Testing new implementation

cyriltasse commented 1 year ago

Hi-

Ok - so I've been implementing various changed to DynSpecMS. Branch: MTilde_ASync

First the bug of the off being disrtibuted it the top left quadrant is fixed
the off are distributed in all facets with the same number per facet (and a minimum number of --nMinOffPerFacet (default 5))
the Jones are not anymore applied at the inverse but as the Hermitian transpose as described in the DDFacet paper (this is the proper way to do). Just dealing with scalar case so far, but I'll have to extend it to full pol if we redo the calibration with the constrained solvers since we use diagonal solve in one step.
DynSpecMS is now asyncronous, meaning it prepares the next datachunk as it processes the currect one. Make it more efficient by about 25%

The two first ones will highly improve the statistics robustness, and potential to detect and reject stuff. The last step should improve the results to get better spectra. In the few tests I did I see some improvement but nothing dramatic.

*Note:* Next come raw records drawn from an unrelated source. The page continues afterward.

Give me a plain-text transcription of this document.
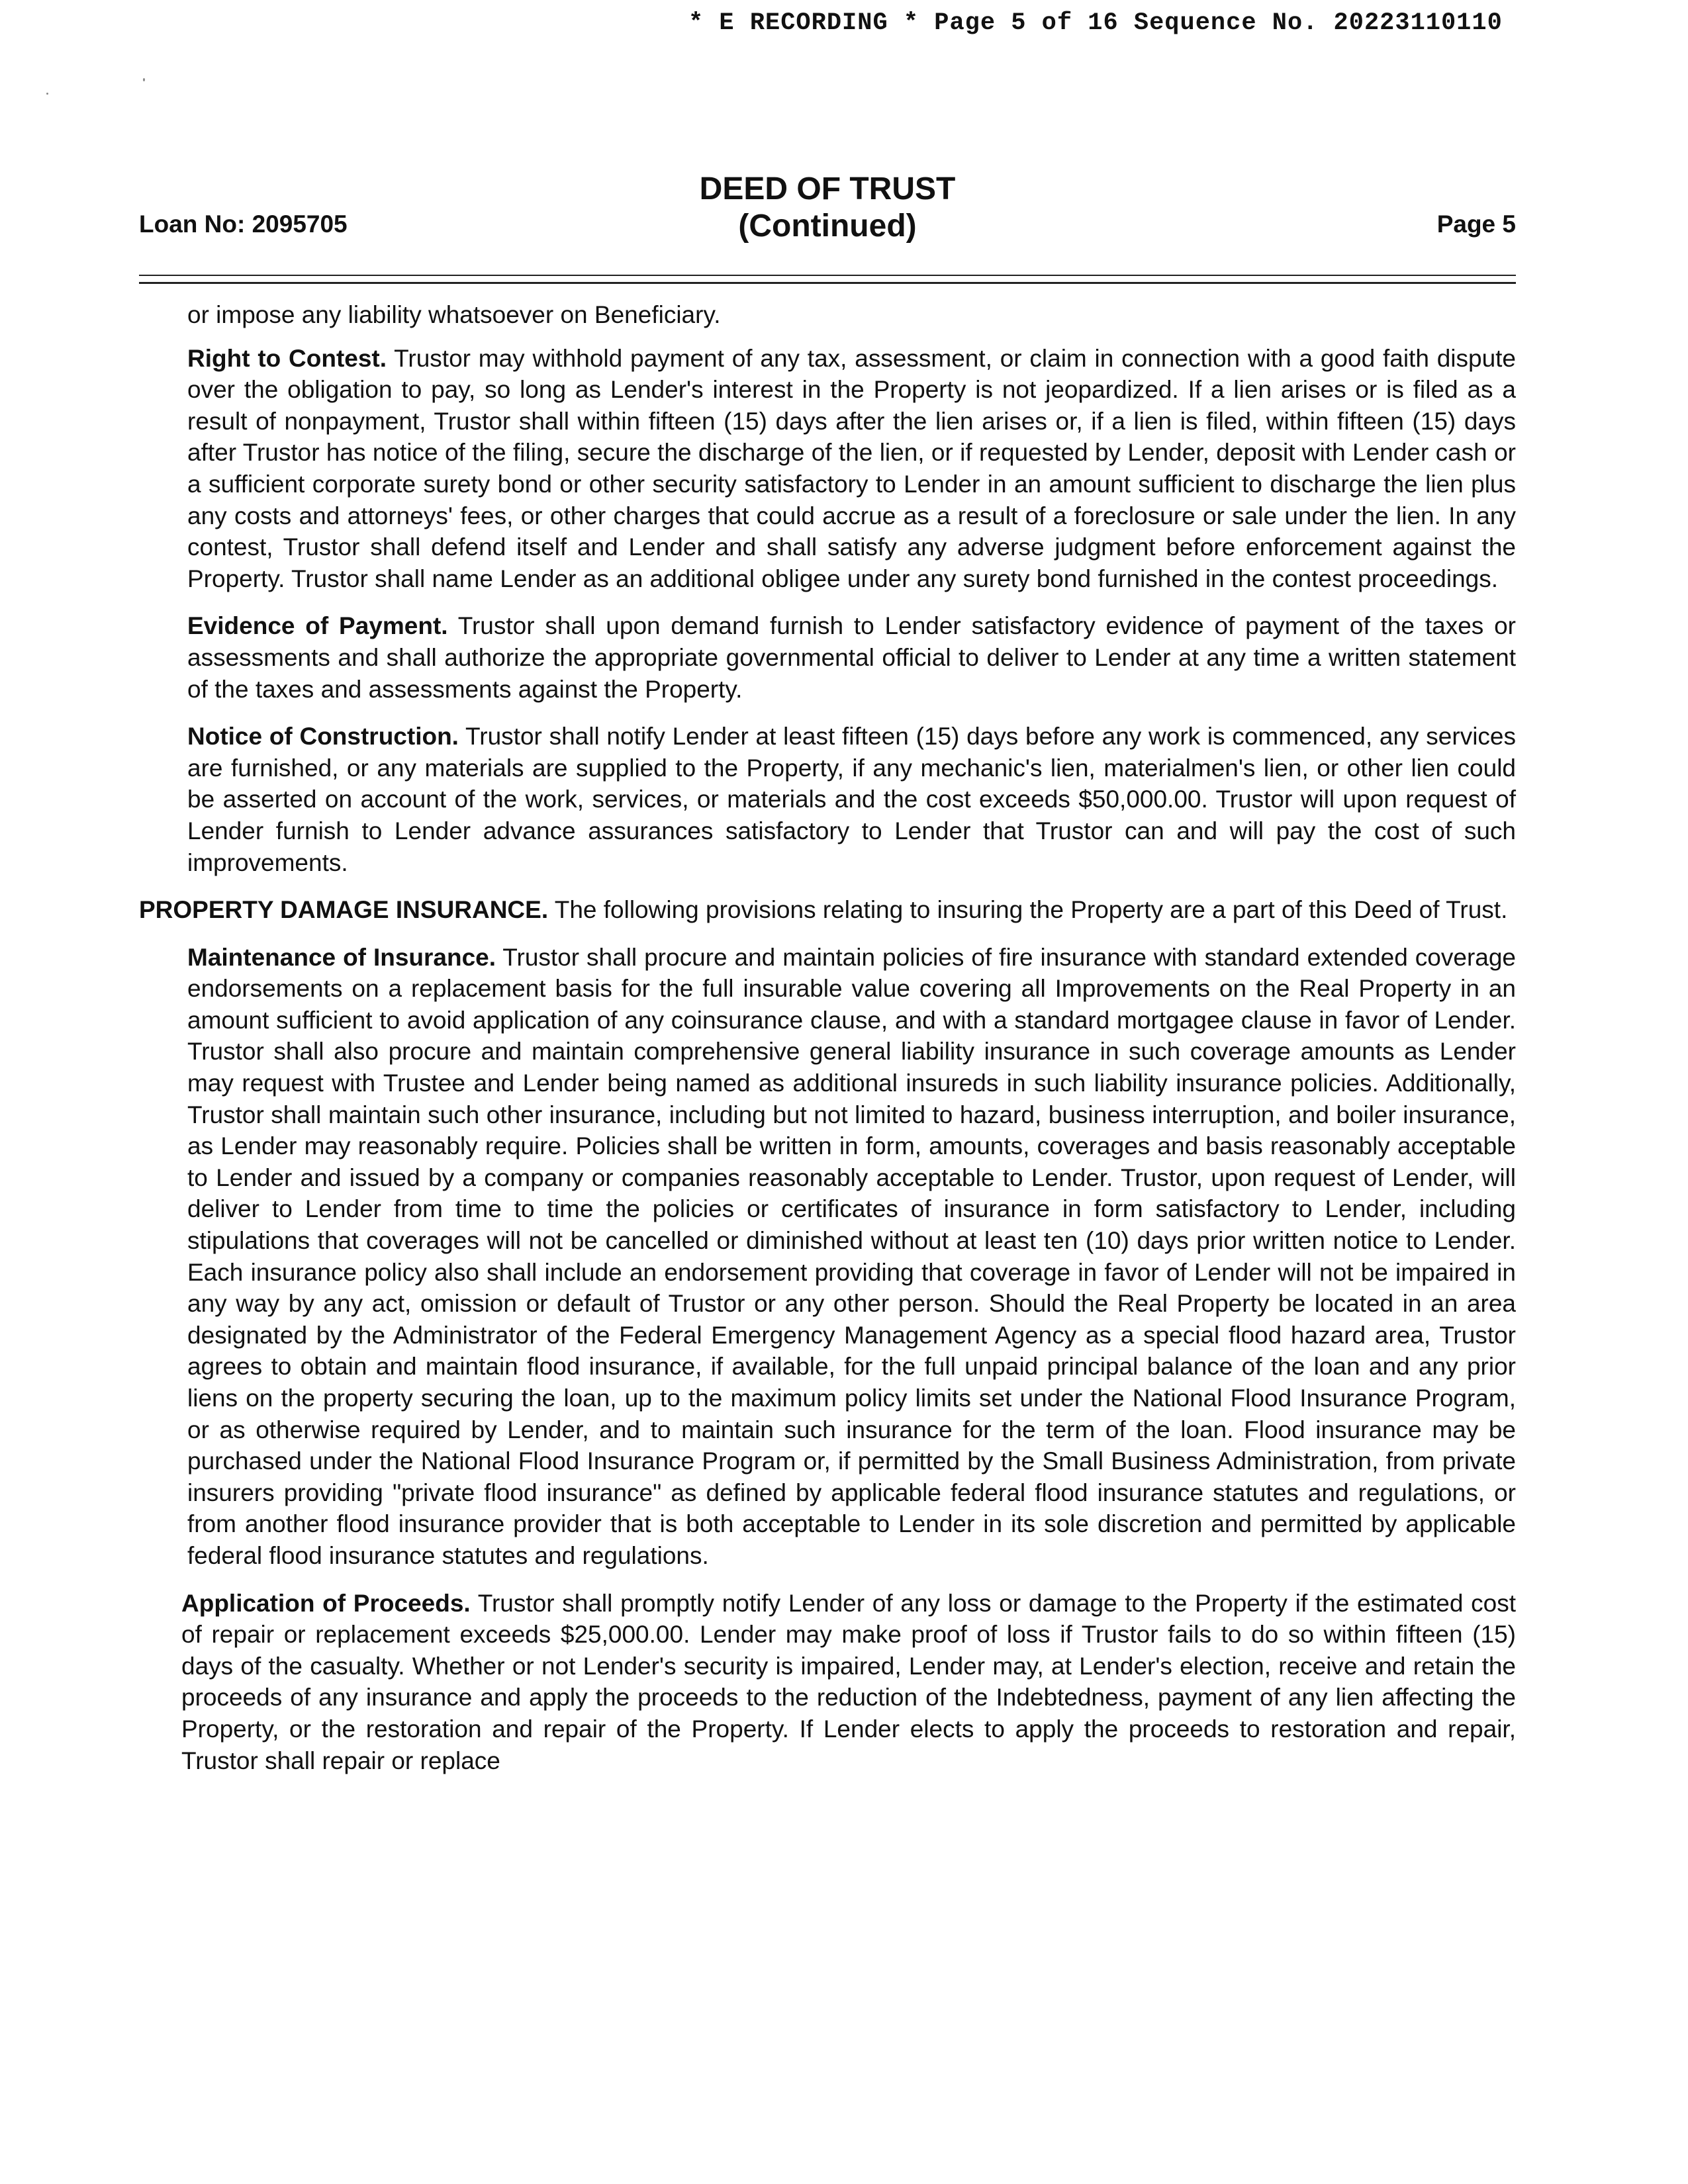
* E RECORDING * Page 5 of 16 Sequence No. 20223110110
Loan No: 2095705
DEED OF TRUST
(Continued)	Page 5

or impose any liability whatsoever on Beneficiary.

Right to Contest. Trustor may withhold payment of any tax, assessment, or claim in connection with a good faith dispute over the obligation to pay, so long as Lender's interest in the Property is not jeopardized. If a lien arises or is filed as a result of nonpayment, Trustor shall within fifteen (15) days after the lien arises or, if a lien is filed, within fifteen (15) days after Trustor has notice of the filing, secure the discharge of the lien, or if requested by Lender, deposit with Lender cash or a sufficient corporate surety bond or other security satisfactory to Lender in an amount sufficient to discharge the lien plus any costs and attorneys' fees, or other charges that could accrue as a result of a foreclosure or sale under the lien. In any contest, Trustor shall defend itself and Lender and shall satisfy any adverse judgment before enforcement against the Property. Trustor shall name Lender as an additional obligee under any surety bond furnished in the contest proceedings.

Evidence of Payment. Trustor shall upon demand furnish to Lender satisfactory evidence of payment of the taxes or assessments and shall authorize the appropriate governmental official to deliver to Lender at any time a written statement of the taxes and assessments against the Property.

Notice of Construction. Trustor shall notify Lender at least fifteen (15) days before any work is commenced, any services are furnished, or any materials are supplied to the Property, if any mechanic's lien, materialmen's lien, or other lien could be asserted on account of the work, services, or materials and the cost exceeds $50,000.00. Trustor will upon request of Lender furnish to Lender advance assurances satisfactory to Lender that Trustor can and will pay the cost of such improvements.

PROPERTY DAMAGE INSURANCE. The following provisions relating to insuring the Property are a part of this Deed of Trust.

Maintenance of Insurance. Trustor shall procure and maintain policies of fire insurance with standard extended coverage endorsements on a replacement basis for the full insurable value covering all Improvements on the Real Property in an amount sufficient to avoid application of any coinsurance clause, and with a standard mortgagee clause in favor of Lender. Trustor shall also procure and maintain comprehensive general liability insurance in such coverage amounts as Lender may request with Trustee and Lender being named as additional insureds in such liability insurance policies. Additionally, Trustor shall maintain such other insurance, including but not limited to hazard, business interruption, and boiler insurance, as Lender may reasonably require. Policies shall be written in form, amounts, coverages and basis reasonably acceptable to Lender and issued by a company or companies reasonably acceptable to Lender. Trustor, upon request of Lender, will deliver to Lender from time to time the policies or certificates of insurance in form satisfactory to Lender, including stipulations that coverages will not be cancelled or diminished without at least ten (10) days prior written notice to Lender. Each insurance policy also shall include an endorsement providing that coverage in favor of Lender will not be impaired in any way by any act, omission or default of Trustor or any other person. Should the Real Property be located in an area designated by the Administrator of the Federal Emergency Management Agency as a special flood hazard area, Trustor agrees to obtain and maintain flood insurance, if available, for the full unpaid principal balance of the loan and any prior liens on the property securing the loan, up to the maximum policy limits set under the National Flood Insurance Program, or as otherwise required by Lender, and to maintain such insurance for the term of the loan. Flood insurance may be purchased under the National Flood Insurance Program or, if permitted by the Small Business Administration, from private insurers providing "private flood insurance" as defined by applicable federal flood insurance statutes and regulations, or from another flood insurance provider that is both acceptable to Lender in its sole discretion and permitted by applicable federal flood insurance statutes and regulations.

Application of Proceeds. Trustor shall promptly notify Lender of any loss or damage to the Property if the estimated cost of repair or replacement exceeds $25,000.00. Lender may make proof of loss if Trustor fails to do so within fifteen (15) days of the casualty. Whether or not Lender's security is impaired, Lender may, at Lender's election, receive and retain the proceeds of any insurance and apply the proceeds to the reduction of the Indebtedness, payment of any lien affecting the Property, or the restoration and repair of the Property. If Lender elects to apply the proceeds to restoration and repair, Trustor shall repair or replace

This is what the off/on (blue/green) now looks like. Only facets covered by the search radius and concerned with offs beeing scattered accross them.

This is the comparison between before (left) and now (right):

Noise is lower by 2% in the newer version with lower artifacts (in a few places it's higher, I'll experiment quickly with clipping the data with the high gains, but I think it's not too bad given we now will have good off statistics).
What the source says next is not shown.